Snap: My friend and I are sitting at the back of a New Orleans bus in solidarity with the bus boycotts. As we get up to leave, the white people who stand rather than sit in the back (the black people have filled the front seats, although it's still technically illegal) throw glares of hatred at us. One man spits at me. His spittle mingles with my own tears: tears of defiance, tears of fright, tears of injustice.
And yesterday: let justice roll down like waters keeps humming through my heart.
And I cry again as I sing with Aretha: "My country 'tis of thee...." MY country has finally done the right thing.

Thursday, January 1, 2009

A New Year

Yesterday was full of talk about the coming year, and a little reflection about the one dragging its feet before it completely disappeared into the past.
At my writers' group we all talked about our past writing goals, which ones had been met - or surpassed - and which had languished unfulfilled. Some of my writer friends felt frustrated or even guilty that not all their goals had been met. It seems that there's always this tension between setting goals in the first place and then facing the consequences of not accomplishing all of them - versus not setting any in the first place. Or setting vague, ambiguous goals: "submit short stories" or "write more often" - versus specific ones: "submit four short stories by October 2009 or "write 15 minutes every day."
To me it's all a wonderful game, something to do with life that keeps it interesting. but please -- no guilt! no frustration! and no regrets for something not achieved. In all likelihood, something else just as wonderful came along and took its place.

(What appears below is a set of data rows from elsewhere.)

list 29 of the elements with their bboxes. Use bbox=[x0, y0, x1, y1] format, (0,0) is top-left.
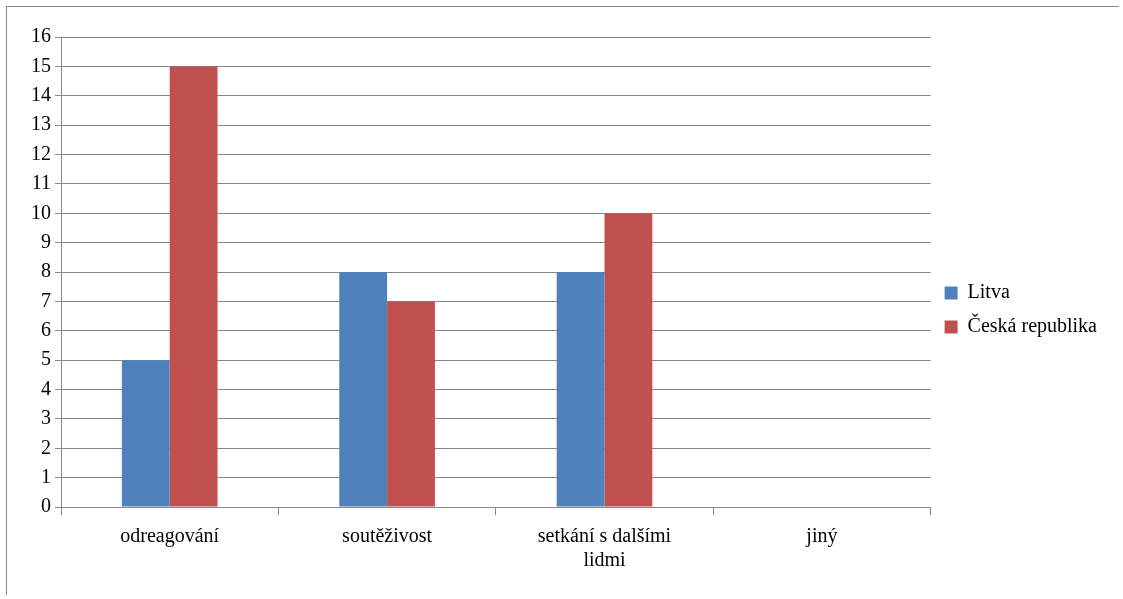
y-tick-label: 7 bbox=[41, 288, 51, 311]
x-tick-label: soutěživost bbox=[342, 524, 433, 547]
y-tick-label: 8 bbox=[41, 259, 51, 282]
bar bbox=[556, 272, 605, 507]
y-tick-label: 16 bbox=[31, 24, 51, 47]
x-tick-label: jiný bbox=[805, 524, 838, 548]
y-tick-label: 3 bbox=[41, 406, 51, 429]
bar bbox=[339, 272, 388, 507]
y-tick-label: 11 bbox=[31, 171, 51, 194]
x-tick-label: odreagování bbox=[120, 524, 220, 548]
legend-label: Litva bbox=[967, 280, 1010, 303]
y-tick-label: 1 bbox=[41, 464, 51, 487]
legend-label: Česká republika bbox=[967, 313, 1098, 338]
bar bbox=[387, 301, 435, 507]
y-tick-label: 9 bbox=[41, 229, 51, 252]
y-tick-label: 2 bbox=[41, 435, 51, 458]
x-tick-label: setkání s dalšími lidmi bbox=[537, 524, 672, 571]
y-tick-label: 4 bbox=[41, 376, 51, 399]
y-tick-label: 13 bbox=[31, 112, 51, 135]
y-tick-label: 6 bbox=[41, 318, 51, 340]
bar bbox=[121, 360, 170, 507]
y-tick-label: 12 bbox=[31, 141, 51, 164]
y-tick-label: 5 bbox=[41, 347, 51, 370]
y-tick-label: 10 bbox=[31, 200, 51, 223]
bar bbox=[604, 213, 653, 507]
y-tick-label: 15 bbox=[31, 53, 51, 76]
y-tick-label: 14 bbox=[31, 83, 51, 105]
bar bbox=[169, 66, 218, 507]
y-tick-label: 0 bbox=[41, 494, 51, 517]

Setting no goals at all is, in my view, a poverty of the imagination. Or maybe just being chicken about the whole thing. Last year I had only one goal: let it unfold. Maybe that was a poverty of the imagination too. A lot did unfold, and I met most of it with equanimity. This year I'm being more specific. This is year 66 - it seems to demand a specificity to define what its journey will be. Route 66 leaps to the mind. Also the year 1066 AD: the Battle of Hastings?
I'll write more on the poverty of imagination later. It's one of the more important aspects of poverty.

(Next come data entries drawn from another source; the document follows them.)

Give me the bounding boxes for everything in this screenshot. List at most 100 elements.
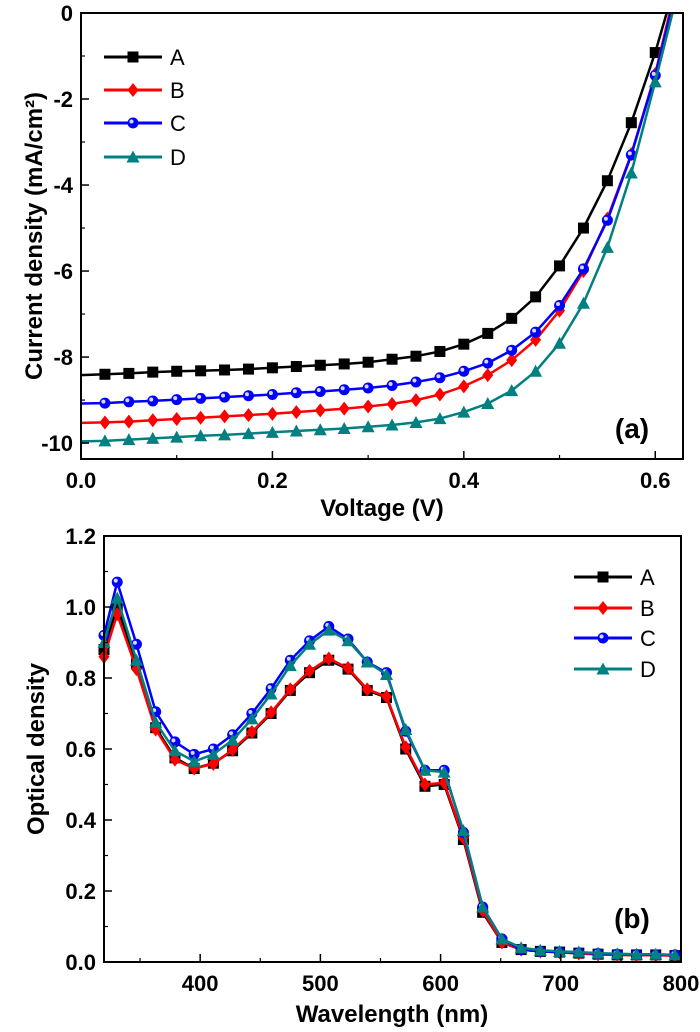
x-tick-label: 700 — [542, 971, 579, 996]
legend-marker-highlight — [129, 119, 134, 124]
data-point-A — [338, 358, 350, 370]
x-tick-label: 0.2 — [257, 468, 288, 493]
plot-frame — [103, 535, 682, 963]
data-point-A — [410, 350, 422, 362]
legend-marker — [127, 117, 139, 129]
legend-marker — [597, 571, 609, 583]
y-tick-label: -6 — [53, 259, 73, 284]
data-point-D — [341, 634, 355, 647]
data-point-D — [600, 240, 614, 253]
data-point-B — [400, 740, 412, 755]
y-axis-title: Optical density — [23, 662, 50, 835]
data-point-B — [266, 406, 278, 421]
legend-label: C — [640, 626, 656, 651]
panel-label: (a) — [615, 413, 649, 444]
data-point-D — [495, 932, 509, 945]
data-point-D — [187, 754, 201, 767]
data-point-C-highlight — [229, 731, 234, 736]
data-point-D — [610, 947, 624, 960]
data-point-D — [194, 429, 208, 442]
legend-label: B — [640, 596, 655, 621]
data-point-C — [338, 384, 350, 396]
data-point-C-highlight — [556, 301, 561, 306]
data-point-C-highlight — [248, 710, 253, 714]
data-point-C-highlight — [579, 265, 584, 270]
data-point-A — [506, 312, 518, 324]
legend-marker — [597, 632, 609, 644]
data-point-C — [123, 396, 135, 408]
data-point-C — [386, 379, 398, 391]
data-point-D — [514, 941, 528, 954]
data-point-B — [361, 682, 373, 697]
data-point-C-highlight — [267, 685, 272, 690]
data-point-D — [457, 405, 471, 418]
panel-label: (b) — [614, 903, 650, 934]
data-point-D — [456, 824, 470, 837]
legend-item-D: D — [574, 657, 656, 682]
data-point-B — [338, 401, 350, 416]
data-point-B — [458, 379, 470, 394]
x-tick-label: 500 — [302, 971, 339, 996]
data-point-C-highlight — [197, 394, 202, 399]
data-point-C-highlight — [484, 359, 489, 364]
data-point-C — [99, 397, 111, 409]
data-point-B — [506, 353, 518, 368]
data-point-D — [170, 430, 184, 443]
panel-b-optical-density: Optical density Wavelength (nm) (b) ABCD… — [23, 524, 699, 1028]
data-point-D — [418, 763, 432, 776]
legend-label: A — [170, 45, 185, 70]
y-tick-label: 0.0 — [65, 950, 96, 975]
data-point-B — [482, 368, 494, 383]
data-point-C — [266, 388, 278, 400]
data-point-C — [290, 387, 302, 399]
data-point-C — [458, 365, 470, 377]
data-point-D — [264, 687, 278, 700]
series-C — [80, 12, 672, 409]
x-tick-label: 0.4 — [449, 468, 480, 493]
data-point-D — [576, 296, 590, 309]
y-tick-label: 1.0 — [65, 595, 96, 620]
series-line-A — [102, 605, 676, 957]
data-point-D — [505, 384, 519, 397]
data-point-D — [668, 948, 682, 961]
data-point-C-highlight — [125, 398, 130, 403]
data-point-B — [284, 682, 296, 697]
data-point-C — [601, 214, 613, 226]
data-point-D — [409, 415, 423, 428]
y-axis-title: Current density (mA/cm²) — [21, 92, 48, 380]
x-tick-label: 400 — [182, 971, 219, 996]
data-point-C-highlight — [268, 390, 273, 395]
series-line-B — [102, 612, 676, 957]
data-point-C-highlight — [221, 393, 226, 398]
data-point-C-highlight — [460, 367, 465, 372]
data-point-D — [168, 744, 182, 757]
data-point-D — [572, 945, 586, 958]
data-point-C — [314, 385, 326, 397]
data-point-A — [195, 365, 207, 377]
series-B — [98, 607, 681, 963]
legend-marker-highlight — [599, 634, 604, 639]
data-point-C-highlight — [603, 216, 608, 221]
data-point-C — [171, 394, 183, 406]
x-tick-label: 0.6 — [640, 468, 671, 493]
data-point-C-highlight — [209, 745, 214, 750]
data-point-C-highlight — [532, 328, 537, 333]
series-A — [80, 12, 668, 380]
data-point-D — [337, 421, 351, 434]
data-point-C-highlight — [412, 378, 417, 383]
data-point-D — [476, 900, 490, 913]
data-point-C-highlight — [340, 386, 345, 391]
data-point-D — [648, 75, 662, 88]
legend-label: C — [170, 111, 186, 136]
series-line-C — [80, 12, 672, 405]
data-point-C — [554, 299, 566, 311]
data-point-C-highlight — [286, 656, 291, 661]
data-point-D — [553, 336, 567, 349]
series-line-D — [102, 596, 676, 957]
data-point-A — [386, 353, 398, 365]
data-point-C-highlight — [149, 397, 154, 402]
data-point-C — [577, 263, 589, 275]
data-point-C — [506, 344, 518, 356]
series-A — [98, 601, 681, 962]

Last night, though, there was a wealth of imagination as all spoke of what had been good about the old year, and what we thought lay ahead. Almost all of us reported many good things, and all but one of us saw that what happened to the economy -- the American economy, at least - as ultimately a "good thing." We had no problem with letting go of the values around easy money, rampant consumerism, greed for more, bigger and better. We agreed that what might take its place would be a sturdier framework that would allow for a greater sense of community, interdependence, interconnectedness.
One woman had spent 18 months living and working in Ethiopia. She talked of how Ethiopians did not close the door to their homes, and welcomed neighbors dropping in. And of how she never got comfortable with the custom, kept her door locked. That didn't, however, prevent her Ethiopian friends from opening cabinet and pantry doors when they were invited to her house -- also unsettling until she learned that it was their way of checking to make sure she had what she needed. What was almost unforgivable nosiness in one culture became an act of kindness in another.

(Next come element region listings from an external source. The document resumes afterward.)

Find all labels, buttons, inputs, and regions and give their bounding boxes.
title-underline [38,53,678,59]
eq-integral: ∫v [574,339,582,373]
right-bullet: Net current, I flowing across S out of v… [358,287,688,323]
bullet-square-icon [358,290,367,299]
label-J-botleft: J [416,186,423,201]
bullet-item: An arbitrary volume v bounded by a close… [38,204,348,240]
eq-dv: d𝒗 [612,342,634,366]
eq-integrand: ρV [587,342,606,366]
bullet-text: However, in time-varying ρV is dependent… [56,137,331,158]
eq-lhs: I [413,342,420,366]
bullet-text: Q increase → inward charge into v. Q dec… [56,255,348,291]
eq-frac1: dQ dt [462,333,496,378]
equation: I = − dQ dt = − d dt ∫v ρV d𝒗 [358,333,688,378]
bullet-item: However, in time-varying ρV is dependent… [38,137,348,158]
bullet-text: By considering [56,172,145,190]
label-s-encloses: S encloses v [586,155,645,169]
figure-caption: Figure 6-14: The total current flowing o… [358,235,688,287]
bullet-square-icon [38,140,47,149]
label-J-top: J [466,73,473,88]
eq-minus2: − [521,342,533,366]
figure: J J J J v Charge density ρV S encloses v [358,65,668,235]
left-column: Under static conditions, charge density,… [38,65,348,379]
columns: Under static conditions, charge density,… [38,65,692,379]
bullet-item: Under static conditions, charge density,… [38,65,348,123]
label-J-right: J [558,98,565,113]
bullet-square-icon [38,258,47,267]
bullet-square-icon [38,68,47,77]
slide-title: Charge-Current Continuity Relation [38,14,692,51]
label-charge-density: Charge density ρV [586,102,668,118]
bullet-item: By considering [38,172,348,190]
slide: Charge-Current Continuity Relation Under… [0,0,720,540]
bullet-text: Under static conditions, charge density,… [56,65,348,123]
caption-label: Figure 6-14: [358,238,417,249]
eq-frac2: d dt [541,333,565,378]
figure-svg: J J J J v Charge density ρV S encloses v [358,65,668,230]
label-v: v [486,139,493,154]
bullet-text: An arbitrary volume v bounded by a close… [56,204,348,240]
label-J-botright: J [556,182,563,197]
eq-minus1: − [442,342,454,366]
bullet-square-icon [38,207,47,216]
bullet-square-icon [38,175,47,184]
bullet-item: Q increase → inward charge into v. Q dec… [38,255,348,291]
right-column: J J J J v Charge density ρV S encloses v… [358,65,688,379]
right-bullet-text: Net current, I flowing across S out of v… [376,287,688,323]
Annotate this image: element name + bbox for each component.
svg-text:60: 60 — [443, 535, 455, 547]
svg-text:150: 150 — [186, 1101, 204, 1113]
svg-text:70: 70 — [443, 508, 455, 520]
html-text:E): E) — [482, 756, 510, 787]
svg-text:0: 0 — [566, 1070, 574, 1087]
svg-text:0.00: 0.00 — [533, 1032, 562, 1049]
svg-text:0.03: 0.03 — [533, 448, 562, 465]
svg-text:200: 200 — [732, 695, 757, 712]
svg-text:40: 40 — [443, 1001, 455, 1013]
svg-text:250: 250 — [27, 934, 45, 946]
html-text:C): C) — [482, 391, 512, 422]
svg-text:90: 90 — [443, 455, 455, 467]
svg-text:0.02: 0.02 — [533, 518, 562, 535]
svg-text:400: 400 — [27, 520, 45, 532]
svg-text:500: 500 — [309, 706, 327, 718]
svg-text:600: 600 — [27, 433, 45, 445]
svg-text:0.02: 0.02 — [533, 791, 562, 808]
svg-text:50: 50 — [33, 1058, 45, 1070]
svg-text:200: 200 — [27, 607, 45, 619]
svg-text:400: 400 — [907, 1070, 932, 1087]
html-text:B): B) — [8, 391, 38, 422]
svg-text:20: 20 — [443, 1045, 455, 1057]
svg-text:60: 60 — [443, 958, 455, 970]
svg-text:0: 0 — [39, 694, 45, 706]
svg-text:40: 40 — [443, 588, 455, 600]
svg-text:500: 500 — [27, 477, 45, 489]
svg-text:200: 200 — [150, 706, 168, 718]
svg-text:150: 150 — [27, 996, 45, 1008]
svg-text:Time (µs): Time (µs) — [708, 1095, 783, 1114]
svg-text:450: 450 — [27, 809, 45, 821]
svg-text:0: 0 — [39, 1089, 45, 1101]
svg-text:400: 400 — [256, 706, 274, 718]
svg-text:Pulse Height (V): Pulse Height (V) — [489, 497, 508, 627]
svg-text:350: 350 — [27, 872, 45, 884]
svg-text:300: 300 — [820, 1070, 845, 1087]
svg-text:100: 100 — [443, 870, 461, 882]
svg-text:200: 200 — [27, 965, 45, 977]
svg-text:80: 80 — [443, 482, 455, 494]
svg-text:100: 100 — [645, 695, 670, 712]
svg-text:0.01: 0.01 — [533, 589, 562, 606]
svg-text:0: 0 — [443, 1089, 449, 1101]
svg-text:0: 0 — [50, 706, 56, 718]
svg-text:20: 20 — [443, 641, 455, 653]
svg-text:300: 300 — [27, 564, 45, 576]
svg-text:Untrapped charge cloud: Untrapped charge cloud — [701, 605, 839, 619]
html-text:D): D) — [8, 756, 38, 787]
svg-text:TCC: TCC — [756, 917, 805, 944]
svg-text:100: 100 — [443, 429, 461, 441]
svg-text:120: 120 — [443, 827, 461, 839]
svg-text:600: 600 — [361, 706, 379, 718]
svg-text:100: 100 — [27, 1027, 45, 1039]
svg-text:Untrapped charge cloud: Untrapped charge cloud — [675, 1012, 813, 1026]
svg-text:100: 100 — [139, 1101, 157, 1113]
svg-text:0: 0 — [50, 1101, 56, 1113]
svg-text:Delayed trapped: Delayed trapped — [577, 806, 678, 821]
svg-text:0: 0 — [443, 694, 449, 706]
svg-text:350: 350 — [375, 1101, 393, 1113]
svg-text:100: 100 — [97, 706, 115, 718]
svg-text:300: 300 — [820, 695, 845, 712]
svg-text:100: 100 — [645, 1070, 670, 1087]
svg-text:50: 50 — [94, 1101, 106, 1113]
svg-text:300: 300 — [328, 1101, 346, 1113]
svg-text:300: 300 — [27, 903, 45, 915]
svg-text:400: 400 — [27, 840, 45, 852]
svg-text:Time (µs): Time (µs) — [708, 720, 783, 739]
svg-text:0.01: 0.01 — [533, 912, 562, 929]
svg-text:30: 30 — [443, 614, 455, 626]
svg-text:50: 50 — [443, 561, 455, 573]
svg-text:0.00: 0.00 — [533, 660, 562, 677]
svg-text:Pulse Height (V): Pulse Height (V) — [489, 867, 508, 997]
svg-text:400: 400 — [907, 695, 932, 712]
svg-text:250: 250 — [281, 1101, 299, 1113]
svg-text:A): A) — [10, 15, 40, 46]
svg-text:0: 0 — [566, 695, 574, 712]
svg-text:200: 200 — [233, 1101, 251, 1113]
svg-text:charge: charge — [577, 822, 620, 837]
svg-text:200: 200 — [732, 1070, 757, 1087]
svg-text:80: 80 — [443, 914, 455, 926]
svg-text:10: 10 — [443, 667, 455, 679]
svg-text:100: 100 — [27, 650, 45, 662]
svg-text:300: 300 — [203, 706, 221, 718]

Maybe if we all spent time here in America learning one another's hidden assumptions, expectations, values -- and then checking to make sure we each had what we needed -- we could come to a different sense of community.
Things I want to do more of in 2009: Listen. Watch. Sit in silence. Create inner space. Look for ways to create community. Those are not goals, nor even desires, simply an honoring of what arises in the moment.